Re: [RFC v4 PATCH 0/6] Solve silent data loss caused by poisoned page cache (shmem/tmpfs)
From: Andrew Morton <akpm@linux-foundation.org>
Date: 2021-10-15 20:28:09
Also in:
linux-fsdevel, lkml
From: Andrew Morton <akpm@linux-foundation.org>
Date: 2021-10-15 20:28:09
Also in:
linux-fsdevel, lkml
On Thu, 14 Oct 2021 12:16:09 -0700 Yang Shi [off-list ref] wrote:
When discussing the patch that splits page cache THP in order to offline the poisoned page, Noaya mentioned there is a bigger problem [1] that prevents this from working since the page cache page will be truncated if uncorrectable errors happen. By looking this deeper it turns out this approach (truncating poisoned page) may incur silent data loss for all non-readonly filesystems if the page is dirty. It may be worse for in-memory filesystem, e.g. shmem/tmpfs since the data blocks are actually gone. To solve this problem we could keep the poisoned dirty page in page cache then notify the users on any later access, e.g. page fault, read/write, etc.
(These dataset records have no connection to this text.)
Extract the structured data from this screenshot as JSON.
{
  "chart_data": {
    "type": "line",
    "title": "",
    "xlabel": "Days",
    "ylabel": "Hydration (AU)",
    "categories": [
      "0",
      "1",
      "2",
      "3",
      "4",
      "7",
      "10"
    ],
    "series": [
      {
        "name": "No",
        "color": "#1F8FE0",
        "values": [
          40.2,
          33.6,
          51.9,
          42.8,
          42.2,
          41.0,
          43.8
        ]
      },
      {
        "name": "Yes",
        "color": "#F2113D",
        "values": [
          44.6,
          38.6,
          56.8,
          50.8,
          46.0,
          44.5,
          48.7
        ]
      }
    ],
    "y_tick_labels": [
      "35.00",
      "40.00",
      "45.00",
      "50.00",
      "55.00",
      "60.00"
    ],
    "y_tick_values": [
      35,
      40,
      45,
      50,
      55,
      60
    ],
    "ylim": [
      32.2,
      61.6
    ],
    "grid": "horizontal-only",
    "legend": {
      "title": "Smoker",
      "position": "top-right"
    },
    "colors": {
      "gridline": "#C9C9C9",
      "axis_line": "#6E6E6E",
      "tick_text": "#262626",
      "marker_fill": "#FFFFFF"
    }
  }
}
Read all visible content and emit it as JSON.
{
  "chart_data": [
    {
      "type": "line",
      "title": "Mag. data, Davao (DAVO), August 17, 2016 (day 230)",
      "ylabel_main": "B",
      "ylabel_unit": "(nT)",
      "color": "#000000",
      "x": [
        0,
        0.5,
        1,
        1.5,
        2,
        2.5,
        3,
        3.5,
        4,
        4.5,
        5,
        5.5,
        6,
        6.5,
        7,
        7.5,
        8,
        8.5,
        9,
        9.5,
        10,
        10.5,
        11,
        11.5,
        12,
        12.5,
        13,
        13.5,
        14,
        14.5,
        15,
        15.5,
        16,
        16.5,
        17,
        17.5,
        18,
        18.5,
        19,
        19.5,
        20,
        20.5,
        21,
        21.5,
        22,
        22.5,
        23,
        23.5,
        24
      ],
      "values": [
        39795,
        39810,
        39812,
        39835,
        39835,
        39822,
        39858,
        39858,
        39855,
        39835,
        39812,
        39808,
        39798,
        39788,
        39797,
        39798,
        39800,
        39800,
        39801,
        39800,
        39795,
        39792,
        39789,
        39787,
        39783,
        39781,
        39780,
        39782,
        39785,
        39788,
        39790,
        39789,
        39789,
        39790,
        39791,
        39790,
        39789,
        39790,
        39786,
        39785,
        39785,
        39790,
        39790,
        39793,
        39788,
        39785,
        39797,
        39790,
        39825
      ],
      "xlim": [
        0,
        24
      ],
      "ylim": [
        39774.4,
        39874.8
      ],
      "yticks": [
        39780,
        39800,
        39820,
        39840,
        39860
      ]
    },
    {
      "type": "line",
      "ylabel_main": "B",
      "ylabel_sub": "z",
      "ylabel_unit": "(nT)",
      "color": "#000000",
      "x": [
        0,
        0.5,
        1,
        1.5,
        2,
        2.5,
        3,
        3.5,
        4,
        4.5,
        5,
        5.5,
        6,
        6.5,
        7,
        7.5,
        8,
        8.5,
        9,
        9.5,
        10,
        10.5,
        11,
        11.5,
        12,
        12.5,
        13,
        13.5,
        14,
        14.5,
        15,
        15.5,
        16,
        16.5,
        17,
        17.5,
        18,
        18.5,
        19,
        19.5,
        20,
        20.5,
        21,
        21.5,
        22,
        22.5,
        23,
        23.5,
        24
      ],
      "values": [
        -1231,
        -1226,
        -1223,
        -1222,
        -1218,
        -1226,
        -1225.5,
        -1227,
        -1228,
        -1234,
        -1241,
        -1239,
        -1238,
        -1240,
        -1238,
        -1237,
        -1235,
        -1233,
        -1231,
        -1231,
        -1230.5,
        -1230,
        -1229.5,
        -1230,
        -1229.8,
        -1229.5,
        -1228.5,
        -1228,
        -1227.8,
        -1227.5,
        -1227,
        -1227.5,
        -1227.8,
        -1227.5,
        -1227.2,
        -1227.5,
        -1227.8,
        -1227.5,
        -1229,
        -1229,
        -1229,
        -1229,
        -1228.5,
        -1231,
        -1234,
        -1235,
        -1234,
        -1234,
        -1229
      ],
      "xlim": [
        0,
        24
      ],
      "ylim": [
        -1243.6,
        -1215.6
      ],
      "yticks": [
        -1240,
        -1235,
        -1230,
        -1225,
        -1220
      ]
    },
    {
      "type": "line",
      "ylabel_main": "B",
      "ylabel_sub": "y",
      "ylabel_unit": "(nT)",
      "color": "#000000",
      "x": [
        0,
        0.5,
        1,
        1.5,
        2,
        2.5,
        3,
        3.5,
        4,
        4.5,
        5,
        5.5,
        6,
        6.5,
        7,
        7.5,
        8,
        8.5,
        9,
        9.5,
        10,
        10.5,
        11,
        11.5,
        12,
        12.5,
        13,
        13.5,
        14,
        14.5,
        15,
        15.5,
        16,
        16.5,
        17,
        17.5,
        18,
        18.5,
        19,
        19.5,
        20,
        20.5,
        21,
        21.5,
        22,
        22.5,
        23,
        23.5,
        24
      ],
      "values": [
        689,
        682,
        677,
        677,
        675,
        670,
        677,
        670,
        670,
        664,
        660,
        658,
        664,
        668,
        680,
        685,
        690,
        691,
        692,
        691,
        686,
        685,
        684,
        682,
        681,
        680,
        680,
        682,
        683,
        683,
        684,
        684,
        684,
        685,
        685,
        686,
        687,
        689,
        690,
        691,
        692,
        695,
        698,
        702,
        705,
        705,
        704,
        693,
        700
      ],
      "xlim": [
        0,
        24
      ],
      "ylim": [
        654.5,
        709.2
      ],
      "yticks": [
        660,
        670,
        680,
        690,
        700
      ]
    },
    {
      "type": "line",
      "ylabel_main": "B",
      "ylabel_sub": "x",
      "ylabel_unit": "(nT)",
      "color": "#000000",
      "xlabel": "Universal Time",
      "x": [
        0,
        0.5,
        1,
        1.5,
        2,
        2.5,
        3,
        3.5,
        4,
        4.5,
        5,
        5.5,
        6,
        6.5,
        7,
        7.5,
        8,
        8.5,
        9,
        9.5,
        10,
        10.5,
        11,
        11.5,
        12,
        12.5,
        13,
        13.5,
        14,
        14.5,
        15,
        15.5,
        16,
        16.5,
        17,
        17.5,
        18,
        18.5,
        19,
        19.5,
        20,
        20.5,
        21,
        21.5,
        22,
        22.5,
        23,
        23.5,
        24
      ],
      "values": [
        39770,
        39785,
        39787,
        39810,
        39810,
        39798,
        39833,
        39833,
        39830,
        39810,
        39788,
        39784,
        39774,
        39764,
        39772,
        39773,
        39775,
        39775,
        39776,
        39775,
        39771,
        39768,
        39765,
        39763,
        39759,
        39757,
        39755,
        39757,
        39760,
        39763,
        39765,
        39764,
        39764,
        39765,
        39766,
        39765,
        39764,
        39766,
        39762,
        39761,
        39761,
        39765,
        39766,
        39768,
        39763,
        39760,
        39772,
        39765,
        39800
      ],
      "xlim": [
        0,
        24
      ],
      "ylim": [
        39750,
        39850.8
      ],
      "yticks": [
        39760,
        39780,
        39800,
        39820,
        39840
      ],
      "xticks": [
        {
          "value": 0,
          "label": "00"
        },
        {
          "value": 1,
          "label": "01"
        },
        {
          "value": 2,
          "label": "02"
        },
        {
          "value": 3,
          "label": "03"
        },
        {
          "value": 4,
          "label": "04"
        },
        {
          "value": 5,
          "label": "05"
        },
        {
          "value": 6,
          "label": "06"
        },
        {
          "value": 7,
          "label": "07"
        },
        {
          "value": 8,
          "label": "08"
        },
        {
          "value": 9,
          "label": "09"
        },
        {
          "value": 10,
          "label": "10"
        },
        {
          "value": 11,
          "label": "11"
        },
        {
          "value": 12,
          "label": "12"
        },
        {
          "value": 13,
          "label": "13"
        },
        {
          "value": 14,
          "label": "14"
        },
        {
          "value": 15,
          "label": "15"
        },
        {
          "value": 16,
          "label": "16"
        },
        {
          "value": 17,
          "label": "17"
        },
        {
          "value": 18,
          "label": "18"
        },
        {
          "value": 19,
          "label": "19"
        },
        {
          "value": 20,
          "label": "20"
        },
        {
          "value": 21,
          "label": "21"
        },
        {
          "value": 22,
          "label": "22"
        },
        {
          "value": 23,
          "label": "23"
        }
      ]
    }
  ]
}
The clean page could be truncated as is since they can be reread from disk later on. The consequence is the filesystems may find poisoned page and manipulate it as healthy page since all the filesystems actually don't check if the page is poisoned or not in all the relevant paths except page fault. In general, we need make the filesystems be aware of poisoned page before we could keep the poisoned page in page cache in order to solve the data loss problem.
Is the "RFC" still accurate, or might it be an accidental leftover? I grabbed this series as-is for some testing, but I do think it wouild be better if it was delivered as two separate series - one series for the -stable material and one series for the 5.16-rc1 material.